Catherine Rampell of the Washington Post wonders why President Biden has not repealed President Trump’s costly tariffs on imported steel and aluminum from “our close economic and military allies, including the European Union, Canada and Japan.” If both the United States and our allies recognize the damage these trade barriers are doing, what are the obstacles to removing them?

For one, the stakeholders that benefit from the tariffs — the steel sector — are lobbying to keep the trade restrictions. It’s a “political inertia problem,” says Cato Institute senior fellow Scott Lincicome, because the tariffs have created a constituency that depends on them, and removing the restrictions could cause the industry some near-term pain.

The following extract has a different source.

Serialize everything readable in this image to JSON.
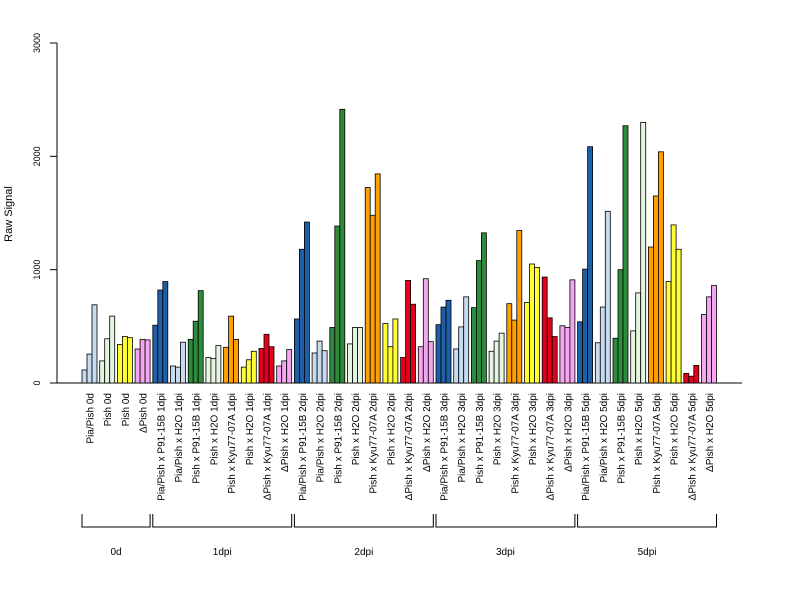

That’s a problem for economic reformers everywhere. Every tariff, subsidy, regulation, mandate, or other government program creates winners and losers. In most cases, a small number of winners, with the losses spread almost invisibly across the whole society. Economists call it concentrated benefits and diffuse costs. The tariff benefits domestic steel producers and unions, and the costs are spread out over everyone who buys products made with steel or aluminum. Which group is aware and engaged in the debate over the issue? Obviously the steel companies.

It’s not just tariffs. The farm program benefits some farmers and agribusinesses handsomely, with costs spread across all the taxpayers and food buyers. Every new entitlement program has beneficiaries who are well aware of their benefits, while the costs are buried somewhere in the vast federal budget that no taxpayer can comprehend. 

This is why advocates of small government are so concerned to block new tariffs, subsidies, regulations, mandates, and entitlements. Each one will create a new constituency that will tenaciously fight to keep it. Even a tariff that harms U.S. allies, imposed in a fit of pique by a president now rejected by the voters, has beneficiaries who organize and lobby Congress and the administration not to remove their protection.